Asked by Anonymous at 3:22 PM on Jul. 1, 2009 in Babies (0-12 months)

Answers (28)
  • I would not be slapping the hand of a 7 month old. I would be using re-direction. Move him away from it as many times as you have to. Give him a toy, or something else he can play with. You might even buy some toys and keep them up and away from the child except for when using them for redirection.
    outstandingLove

    Answer by outstandingLove at 3:24 PM on Jul. 1, 2009

  • No! He is a BABY and babies need to be taught what they can and cannot do, not be smacked on the hand. When he touches something that you don't want him to, redirect his attention, and do so as many times as it takes.
    tyfry7496

    Answer by tyfry7496 at 3:26 PM on Jul. 1, 2009

  • I believe in spanking, not beating. I would not spank a 7 month old however I think it is okay to lightly slap there hand or they will not learn.
    abbibaileylily

    Answer by abbibaileylily at 3:27 PM on Jul. 1, 2009

  • abbibaileylily
    i too believe in spanking But i still would not be slapping the hand or hitting a child under a year in any way for any reason.
    outstandingLove

    Answer by outstandingLove at 3:29 PM on Jul. 1, 2009

  • I tap my six month old daughter's hand and tell her "No ma'am. Do not touch (insert object here)." Then I redirect her attention away from it.

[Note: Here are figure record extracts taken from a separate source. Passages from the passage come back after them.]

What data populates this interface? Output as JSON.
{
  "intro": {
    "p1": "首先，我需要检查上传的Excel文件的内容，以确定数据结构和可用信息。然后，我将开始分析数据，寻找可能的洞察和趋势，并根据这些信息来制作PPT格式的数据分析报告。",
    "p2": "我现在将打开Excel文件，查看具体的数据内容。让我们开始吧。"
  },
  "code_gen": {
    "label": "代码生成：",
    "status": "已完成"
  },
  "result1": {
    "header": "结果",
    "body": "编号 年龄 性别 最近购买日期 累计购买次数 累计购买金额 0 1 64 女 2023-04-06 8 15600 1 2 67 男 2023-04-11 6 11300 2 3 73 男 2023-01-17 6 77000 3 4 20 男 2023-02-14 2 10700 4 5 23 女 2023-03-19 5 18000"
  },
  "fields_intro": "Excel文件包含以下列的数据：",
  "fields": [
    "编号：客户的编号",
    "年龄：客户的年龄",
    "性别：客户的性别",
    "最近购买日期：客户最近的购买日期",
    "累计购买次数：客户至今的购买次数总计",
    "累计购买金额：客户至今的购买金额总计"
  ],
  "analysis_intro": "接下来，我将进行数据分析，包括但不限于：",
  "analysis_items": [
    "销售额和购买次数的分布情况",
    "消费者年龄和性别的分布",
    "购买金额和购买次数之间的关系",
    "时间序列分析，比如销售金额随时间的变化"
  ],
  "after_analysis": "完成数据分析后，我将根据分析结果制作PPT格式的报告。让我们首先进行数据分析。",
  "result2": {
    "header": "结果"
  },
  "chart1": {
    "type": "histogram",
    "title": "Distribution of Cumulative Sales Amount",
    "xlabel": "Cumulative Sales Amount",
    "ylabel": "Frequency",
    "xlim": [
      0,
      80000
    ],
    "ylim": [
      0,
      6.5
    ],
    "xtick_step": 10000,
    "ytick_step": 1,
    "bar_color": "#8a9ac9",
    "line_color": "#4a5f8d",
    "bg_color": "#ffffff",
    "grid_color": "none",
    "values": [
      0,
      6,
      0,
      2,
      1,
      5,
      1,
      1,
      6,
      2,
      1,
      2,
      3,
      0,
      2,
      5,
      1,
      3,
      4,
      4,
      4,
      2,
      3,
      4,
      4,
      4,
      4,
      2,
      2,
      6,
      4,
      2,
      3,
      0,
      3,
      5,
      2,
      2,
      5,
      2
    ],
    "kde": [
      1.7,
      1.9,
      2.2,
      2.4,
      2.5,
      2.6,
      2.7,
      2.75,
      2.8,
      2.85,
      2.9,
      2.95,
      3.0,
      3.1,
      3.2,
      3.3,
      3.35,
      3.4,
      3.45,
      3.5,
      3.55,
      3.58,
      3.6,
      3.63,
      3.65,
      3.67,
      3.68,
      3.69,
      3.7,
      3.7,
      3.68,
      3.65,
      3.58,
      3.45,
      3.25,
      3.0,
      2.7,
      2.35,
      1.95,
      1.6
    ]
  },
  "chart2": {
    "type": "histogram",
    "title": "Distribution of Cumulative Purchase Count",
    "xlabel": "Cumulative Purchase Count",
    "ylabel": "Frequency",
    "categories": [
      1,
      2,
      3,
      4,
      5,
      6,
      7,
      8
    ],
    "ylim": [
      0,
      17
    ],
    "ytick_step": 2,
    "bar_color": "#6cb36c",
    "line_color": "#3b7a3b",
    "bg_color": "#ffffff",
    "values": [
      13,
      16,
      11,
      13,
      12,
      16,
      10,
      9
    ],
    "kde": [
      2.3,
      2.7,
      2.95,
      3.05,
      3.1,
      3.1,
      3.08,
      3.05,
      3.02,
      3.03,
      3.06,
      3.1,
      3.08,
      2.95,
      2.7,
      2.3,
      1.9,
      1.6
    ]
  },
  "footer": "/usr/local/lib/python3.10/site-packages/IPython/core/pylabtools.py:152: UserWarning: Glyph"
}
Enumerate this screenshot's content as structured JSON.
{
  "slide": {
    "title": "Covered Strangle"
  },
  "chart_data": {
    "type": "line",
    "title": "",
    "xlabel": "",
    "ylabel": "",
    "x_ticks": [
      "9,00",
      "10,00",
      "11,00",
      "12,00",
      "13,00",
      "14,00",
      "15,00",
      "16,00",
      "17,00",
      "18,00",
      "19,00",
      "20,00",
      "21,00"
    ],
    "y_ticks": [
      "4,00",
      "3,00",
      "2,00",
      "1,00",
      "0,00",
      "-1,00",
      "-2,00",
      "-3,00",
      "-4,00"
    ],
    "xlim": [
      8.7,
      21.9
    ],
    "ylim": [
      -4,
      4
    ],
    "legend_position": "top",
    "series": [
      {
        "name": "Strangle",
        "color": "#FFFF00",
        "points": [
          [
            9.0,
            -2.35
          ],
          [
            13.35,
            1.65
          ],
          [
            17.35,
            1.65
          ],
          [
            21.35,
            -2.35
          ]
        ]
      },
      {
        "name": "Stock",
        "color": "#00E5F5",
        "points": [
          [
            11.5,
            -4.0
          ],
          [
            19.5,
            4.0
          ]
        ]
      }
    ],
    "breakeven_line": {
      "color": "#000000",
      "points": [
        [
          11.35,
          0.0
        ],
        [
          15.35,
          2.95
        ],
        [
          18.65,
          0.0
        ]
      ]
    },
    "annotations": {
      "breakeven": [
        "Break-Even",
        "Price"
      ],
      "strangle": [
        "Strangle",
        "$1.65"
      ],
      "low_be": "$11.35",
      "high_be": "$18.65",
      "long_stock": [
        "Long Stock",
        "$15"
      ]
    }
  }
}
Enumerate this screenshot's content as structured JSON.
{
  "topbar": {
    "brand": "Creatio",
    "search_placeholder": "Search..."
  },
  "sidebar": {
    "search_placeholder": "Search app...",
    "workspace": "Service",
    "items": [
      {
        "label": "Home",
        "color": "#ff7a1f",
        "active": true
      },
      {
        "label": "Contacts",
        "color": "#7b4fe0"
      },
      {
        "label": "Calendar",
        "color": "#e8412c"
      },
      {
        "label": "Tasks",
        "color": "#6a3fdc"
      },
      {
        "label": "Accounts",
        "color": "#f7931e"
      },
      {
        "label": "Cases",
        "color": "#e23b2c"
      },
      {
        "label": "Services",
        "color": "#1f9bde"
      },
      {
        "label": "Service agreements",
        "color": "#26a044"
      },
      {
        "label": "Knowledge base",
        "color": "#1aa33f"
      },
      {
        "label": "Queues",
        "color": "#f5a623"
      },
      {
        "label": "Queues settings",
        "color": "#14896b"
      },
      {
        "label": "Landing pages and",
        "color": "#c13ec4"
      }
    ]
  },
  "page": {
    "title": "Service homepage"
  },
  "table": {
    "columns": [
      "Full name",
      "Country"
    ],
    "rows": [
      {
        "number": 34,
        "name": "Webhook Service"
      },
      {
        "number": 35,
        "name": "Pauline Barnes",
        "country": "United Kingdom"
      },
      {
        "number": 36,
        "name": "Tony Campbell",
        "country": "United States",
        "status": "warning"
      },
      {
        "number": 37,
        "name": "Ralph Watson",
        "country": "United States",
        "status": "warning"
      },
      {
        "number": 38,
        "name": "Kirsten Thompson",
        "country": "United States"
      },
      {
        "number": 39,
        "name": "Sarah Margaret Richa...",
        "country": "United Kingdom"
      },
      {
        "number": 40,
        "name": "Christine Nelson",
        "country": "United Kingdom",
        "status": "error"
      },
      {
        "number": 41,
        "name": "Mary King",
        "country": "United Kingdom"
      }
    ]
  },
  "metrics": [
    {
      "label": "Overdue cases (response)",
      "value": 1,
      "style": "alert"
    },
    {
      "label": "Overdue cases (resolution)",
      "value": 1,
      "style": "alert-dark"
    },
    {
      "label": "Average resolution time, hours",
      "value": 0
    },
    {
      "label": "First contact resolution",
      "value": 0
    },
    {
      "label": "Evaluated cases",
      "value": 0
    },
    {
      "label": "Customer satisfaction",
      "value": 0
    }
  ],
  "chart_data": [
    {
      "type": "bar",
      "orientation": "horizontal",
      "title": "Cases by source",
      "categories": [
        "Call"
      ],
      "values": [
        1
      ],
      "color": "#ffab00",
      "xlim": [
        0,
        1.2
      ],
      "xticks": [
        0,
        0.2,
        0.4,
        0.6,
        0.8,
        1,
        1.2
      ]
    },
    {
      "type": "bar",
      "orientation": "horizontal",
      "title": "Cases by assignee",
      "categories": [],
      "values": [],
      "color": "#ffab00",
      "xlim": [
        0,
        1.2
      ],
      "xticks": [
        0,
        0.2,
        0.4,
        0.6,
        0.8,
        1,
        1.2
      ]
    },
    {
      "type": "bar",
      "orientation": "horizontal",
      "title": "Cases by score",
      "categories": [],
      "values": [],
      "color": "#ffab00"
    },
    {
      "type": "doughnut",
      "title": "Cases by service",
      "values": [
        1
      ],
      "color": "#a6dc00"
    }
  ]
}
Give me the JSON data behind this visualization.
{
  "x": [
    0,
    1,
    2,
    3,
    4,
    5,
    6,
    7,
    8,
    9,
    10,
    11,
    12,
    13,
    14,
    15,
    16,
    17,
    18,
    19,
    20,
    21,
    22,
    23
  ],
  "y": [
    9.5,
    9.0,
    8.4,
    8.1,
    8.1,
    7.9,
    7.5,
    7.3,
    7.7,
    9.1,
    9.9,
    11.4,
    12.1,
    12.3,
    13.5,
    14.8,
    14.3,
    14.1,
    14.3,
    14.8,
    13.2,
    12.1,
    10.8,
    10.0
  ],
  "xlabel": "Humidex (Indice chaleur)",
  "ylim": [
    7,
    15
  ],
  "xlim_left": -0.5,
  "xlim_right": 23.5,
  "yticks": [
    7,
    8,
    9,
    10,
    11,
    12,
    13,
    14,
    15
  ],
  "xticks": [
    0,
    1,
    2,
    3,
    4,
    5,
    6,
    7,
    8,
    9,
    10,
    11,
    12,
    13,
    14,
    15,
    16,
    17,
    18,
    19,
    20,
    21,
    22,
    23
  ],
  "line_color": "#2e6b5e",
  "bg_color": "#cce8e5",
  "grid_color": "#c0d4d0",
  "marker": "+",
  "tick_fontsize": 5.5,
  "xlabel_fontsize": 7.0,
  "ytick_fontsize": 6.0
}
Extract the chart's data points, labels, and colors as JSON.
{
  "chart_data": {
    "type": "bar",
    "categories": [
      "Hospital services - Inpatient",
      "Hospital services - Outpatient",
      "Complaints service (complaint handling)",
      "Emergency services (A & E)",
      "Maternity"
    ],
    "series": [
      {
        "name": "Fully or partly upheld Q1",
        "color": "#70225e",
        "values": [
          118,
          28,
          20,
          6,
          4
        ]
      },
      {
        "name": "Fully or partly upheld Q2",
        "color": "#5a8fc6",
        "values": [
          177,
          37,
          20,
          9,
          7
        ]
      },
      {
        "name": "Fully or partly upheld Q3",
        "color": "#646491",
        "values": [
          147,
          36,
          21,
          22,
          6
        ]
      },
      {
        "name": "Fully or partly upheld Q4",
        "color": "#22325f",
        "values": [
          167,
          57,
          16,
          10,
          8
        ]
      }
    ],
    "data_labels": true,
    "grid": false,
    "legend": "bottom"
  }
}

    I see absolutely nothing wrong with a tap on the hand. Spanking, on the other hand, I do not agree with. The thing is, when you smack a seven month old's hand, it's really not doing anything for anyone other than yourself. Babies this young have short memory spans, so by the time they do a bad behavior the second time, they don't remember that it's bad. They don't remember being punished for it the first time.
    caitxrawks

    Answer by caitxrawks at 3:29 PM on Jul. 1, 2009

  • I agree with abbibaileylily...I don't beat my son's hand but I tap it and he is already understanding what it means. You can redirect too but they need to understand to not touch something that could be very harmful to them
    leann74016

    Answer by leann74016 at 3:30 PM on Jul. 1, 2009

  • I wouldn't do it till they're over a year. I fully believe that some offenses warrant a spank or slap on the hand, but not at that age.
    Hausermom

    Answer by Hausermom at 3:42 PM on Jul. 1, 2009

  • I think it's totally okay. I have done it with my daughter since she is about that age and she hasn't been getting into things like that anymore (occasionally she will, but that's just to see if she'll get the same response as before). I find nothing wrong with teaching a child boundaries. We can't all live in foam and bubbles, we need things to function and some of those things are dangerous or inappropriate for baby to play with.

    I find "smacking" or "tapping" her hand more effective at this age than spanking just because she can see you do it and it registers to her brain better. It doesn't even have to be hard, just enough to get the point across. IMO redirection only spoils the child into thinking that if they are doing something they shouldn't then they get good attention from you and possibly a toy to play with. It doesn't make sense to use that as teaching a child not to do or get in to something.
    julipickle2

    Answer by julipickle2 at 3:43 PM on Jul. 1, 2009

  • was not is that age, sorry =) She's 9 months now.
    julipickle2

    Answer by julipickle2 at 3:44 PM on Jul. 1, 2009

  • A tap and a smack are different too, so its debatable. I tap my DD all the time, like a tap on the shoulder (in feeling) to get her attention or pat her butt to get her attention (or when we're playing...she thinks its so funny). But i never do it to cause any pain. She's 8 months and too young for that yet. I usually tell her "No" in a firm (not loud) voice and redirect her. She usually gets distracted when i do that.